Virgin Galactic, owned by British billionaire Richard Branson, has taken deposits of up to $250,000 from hundreds of people who are interested in riding the company’s space plane to 50 miles above the Earth, where they can experience a few minutes of weightlessness.
Blue Origin, founded by Amazon.com Inc. Chief Executive Jeff Bezos, plans to ferry tourists to suborbital space in its New Shepard capsule and rocket system, though the company has not yet released pricing.
With the suborbital market, “you’re talking about a much smaller time commitment, a much lower cost,” Starzyk said. “It’s a whole different game.”

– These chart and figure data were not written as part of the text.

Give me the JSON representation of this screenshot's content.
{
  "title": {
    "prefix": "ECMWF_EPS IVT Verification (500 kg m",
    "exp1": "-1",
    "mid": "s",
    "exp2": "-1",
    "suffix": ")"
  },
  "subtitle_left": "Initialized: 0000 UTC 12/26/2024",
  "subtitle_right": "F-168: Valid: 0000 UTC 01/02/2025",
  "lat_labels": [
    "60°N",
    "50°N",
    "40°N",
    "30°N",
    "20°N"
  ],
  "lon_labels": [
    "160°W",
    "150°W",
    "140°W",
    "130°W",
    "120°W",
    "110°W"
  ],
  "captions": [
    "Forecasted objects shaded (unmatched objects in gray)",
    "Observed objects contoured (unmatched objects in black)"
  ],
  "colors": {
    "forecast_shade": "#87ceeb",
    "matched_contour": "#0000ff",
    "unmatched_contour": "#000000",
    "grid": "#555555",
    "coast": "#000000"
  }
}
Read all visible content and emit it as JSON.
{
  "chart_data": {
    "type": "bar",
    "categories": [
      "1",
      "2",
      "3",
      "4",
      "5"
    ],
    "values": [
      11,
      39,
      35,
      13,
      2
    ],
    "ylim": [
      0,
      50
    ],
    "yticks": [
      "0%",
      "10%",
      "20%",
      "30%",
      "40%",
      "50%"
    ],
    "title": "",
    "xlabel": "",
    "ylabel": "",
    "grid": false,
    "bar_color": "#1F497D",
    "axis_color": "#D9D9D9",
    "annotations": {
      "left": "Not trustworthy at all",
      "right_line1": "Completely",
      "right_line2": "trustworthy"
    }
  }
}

Space Adventures would lead bookings and help customers figure out mission details. Hawthorne-based SpaceX would be in charge of astronaut training, as well as launching and landing the capsule and monitoring it during the mission.
SpaceX is already doing training sessions for NASA astronauts as the company prepares to use its Crew Dragon capsule to transport them to the International Space Station. Its first such mission is planned for this year.
The company developed the capsule under a NASA contract worth up to $2.6 billion and recently reached its last major milestone — a test of the spacecraft’s emergency escape system — before its first crewed flight.
“A lot of people have been waiting for the day that private citizens can fly on a SpaceX Dragon,” Shelley said. “They’ve been watching over the last decade as SpaceX has built up their flight heritage.”
SpaceX President Gwynne Shotwell said in a statement that the mission would “forge a path to making spaceflight possible for all people who dream of it.”
SpaceX has previously indicated interest in space tourism. In 2018, it announced that Japanese billionaire Yusaku Maezawa would be the first paying customer to travel around the moon in SpaceX’s Starship spacecraft, which is still under development.
Space Adventures, founded in 1998, has previously booked a handful of private astronauts on trips to the space station via Russia’s Soyuz spacecraft.
The company has not yet determined how long astronauts would need to train for the Crew Dragon mission, but it would be less than the five-month duration needed for the company’s tourist trips to the space station because the Soyuz capsule and the space station are both more complicated to operate than the Crew Dragon capsule, Shelley said.
The Crew Dragon has touchscreens and is much more automated than NASA’s space shuttle, which had 2,000 switches and circuit breakers.